Sobriété énergétique  : le gouvernement met la pression sur les acteurs du transport

Face à la crise énergétique, qui va s'accroître cet hiver, le gouvernement appelle à la sobriété. Premier consommateur d'énergie, le secteur des transports est au cœur de cette réflexion. Air France, SNCF, Vinci Autoroutes et les autres vont devoir contribuer à la réduction de la consommation énergétique de 10 % d'ici deux ans. Certains ont déjà présenté des mesures, elles doivent maintenant se concrétiser.
Léo Barnier
Symbole pour beaucoup du transport carboné, le transport aérien va être attendu sur ses engagements de sobriété.
Symbole pour beaucoup du transport carboné, le transport aérien va être attendu sur ses engagements de sobriété. (Crédits : Reuters)

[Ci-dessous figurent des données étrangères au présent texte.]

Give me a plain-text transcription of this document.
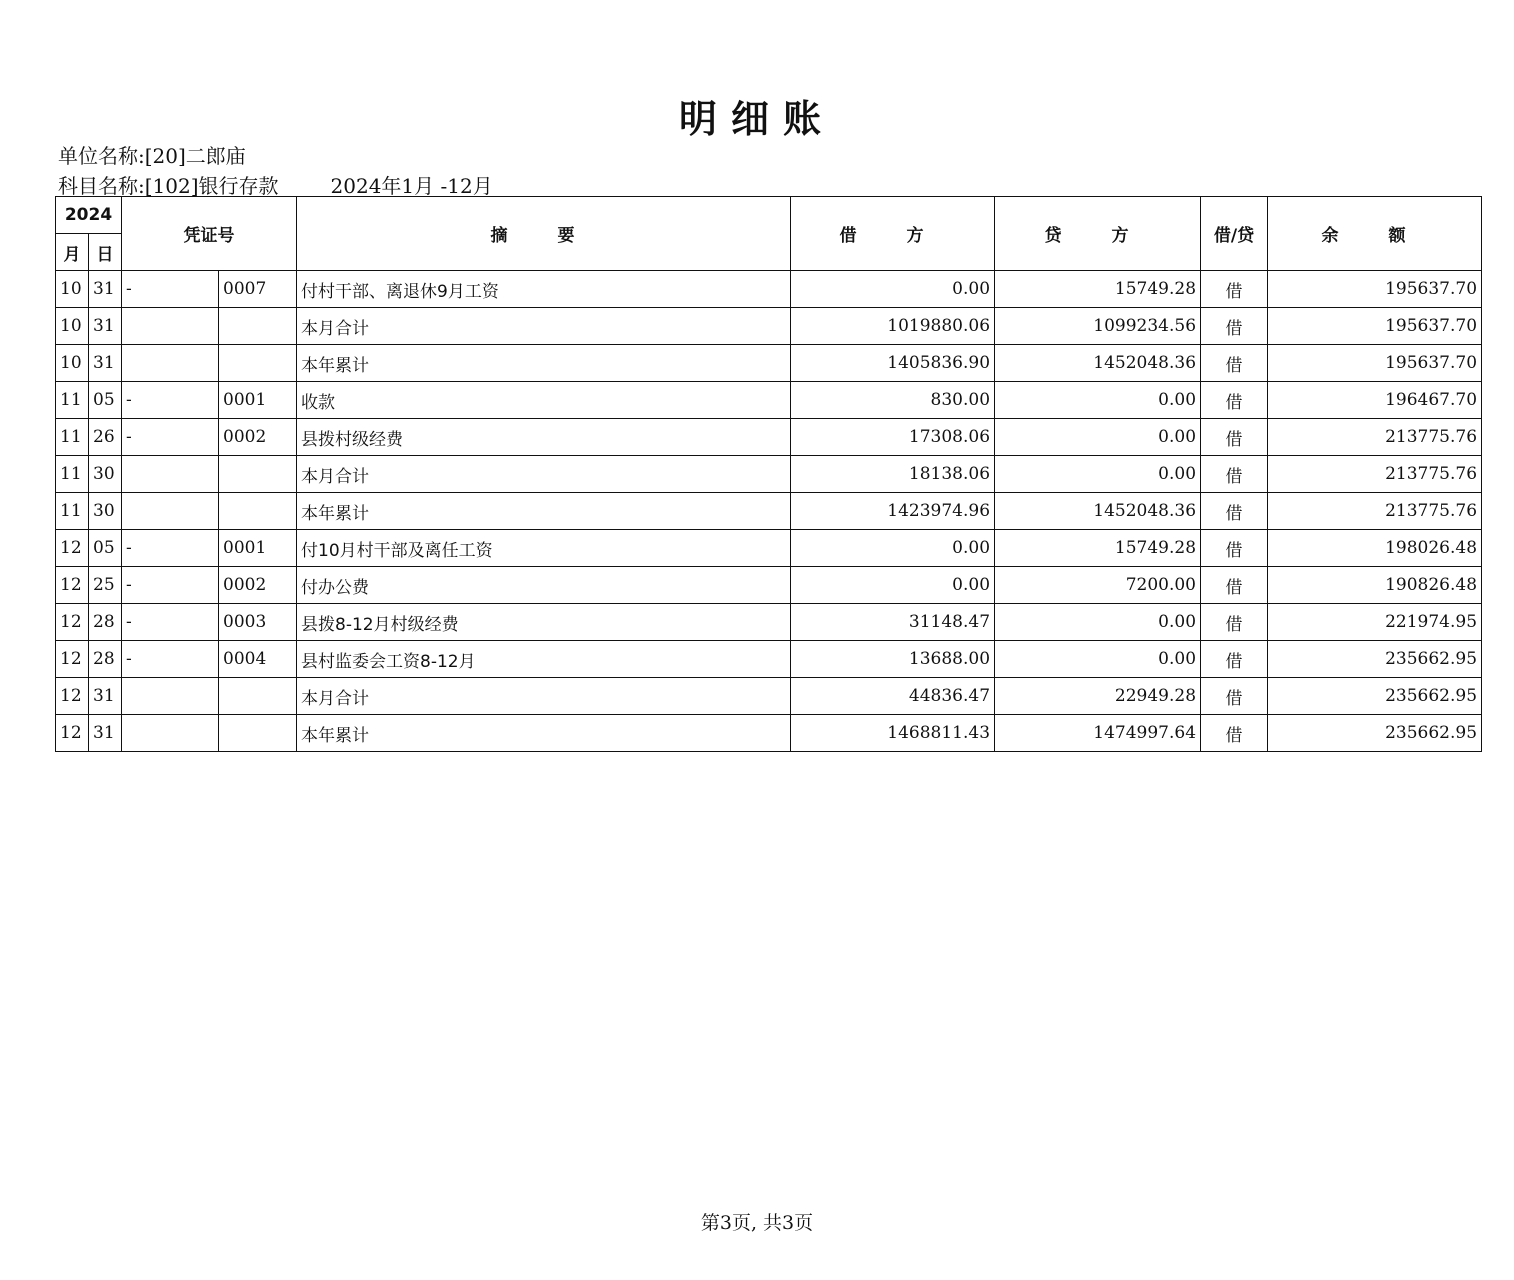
明细账
单位名称:[20]二郎庙
科目名称:[102]银行存款	2024年1月 -12月
2024		凭证号		摘 要	借 方	贷 方	借/贷	余 额
月	日							
10	31	-	0007	付村干部、离退休9月工资	0.00	15749.28	借	195637.70
10	31			本月合计	1019880.06	1099234.56	借	195637.70
10	31			本年累计	1405836.90	1452048.36	借	195637.70
11	05	-	0001	收款	830.00	0.00	借	196467.70
11	26	-	0002	县拨村级经费	17308.06	0.00	借	213775.76
11	30			本月合计	18138.06	0.00	借	213775.76
11	30			本年累计	1423974.96	1452048.36	借	213775.76
12	05	-	0001	付10月村干部及离任工资	0.00	15749.28	借	198026.48
12	25	-	0002	付办公费	0.00	7200.00	借	190826.48
12	28	-	0003	县拨8-12月村级经费	31148.47	0.00	借	221974.95
12	28	-	0004	县村监委会工资8-12月	13688.00	0.00	借	235662.95
12	31			本月合计	44836.47	22949.28	借	235662.95
12	31			本年累计	1468811.43	1474997.64	借	235662.95
第3页, 共3页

Augustin de Romanet, PDG du groupe ADP, Ben Smith, directeur général d'Air France-KLM, Pierre Coppey, président de Vinci Autoroutes, ou encore Marie-Ange Debon, présidente du directoire de Keolis... Tous vont devoir se serrer la ceinture. Agnès Pannier-Runacher, ministre de la Transition énergétique, et de Clément Beaune, ministre délégué en charge des Transports, ont réuni ce mardi les principaux acteurs des transports* ce mardi à l'Hôtel de Roquelaure pour lancer un groupe de travail dédié au secteur dans le cadre du plan « sobriété énergétique » décidé par le gouvernement en juin dernier afin de faire face aux risques de pénuries cet hiver. C'est le 8e du genre.

Si Agnès Pannier-Runacher a insisté sur la dimension « bottom-up » de ce travail, avec des propositions faites par les entreprises, elle attend des engagements de la part de ces mêmes entreprises. Les différentes directions générales (Energie et climat, Aviation civile, Infrastructures, transports et mobilités) étaient également mobilisées ce matin, ainsi que d'autres acteurs comme l'Agence de l'environnement et de la maîtrise de l'énergie (Ademe) ou l'ONG Transport et environnement.

Quand la guerre accélère la transition environnementale

« Ce chantier de la sobriété adresse une double problématique. La première problématique est celle de la lutte contre le réchauffement climatique. La première ministre (Elisabeth Borne) a lancé ce chantier avec un objectif d'économie d'énergie globale de 10 %, sur le carburant, le gaz et l'électricité. Il est essentiel, car c'est la première marche d'une économie d'énergie de 40 % que nous devons réaliser si nous voulons être au rendez-vous de nos objectifs de l'accord de Paris, puis atteindre la neutralité carbone en 2050 », a débuté Agnès Pannier-Runacher, insistant sur le fait que ces engagements avaient été formulés par Emmanuel Macron avant le déclenchement de la guerre en Ukraine.

Pourtant, c'est bien la deuxième problématique qui est au cœur des préoccupations aujourd'hui, à savoir un risque de pénuries d'énergies cet hiver avec la réduction des livraisons de gaz et de carburant par la Russie. Agnès Pannier-Runacher a ainsi rappelé qu'avant la guerre 17 % du gaz en France provenait de Russie et 20 % du carburant (essentiellement du diesel). En Europe, ces chiffres montent respectivement à 40 et 50 %.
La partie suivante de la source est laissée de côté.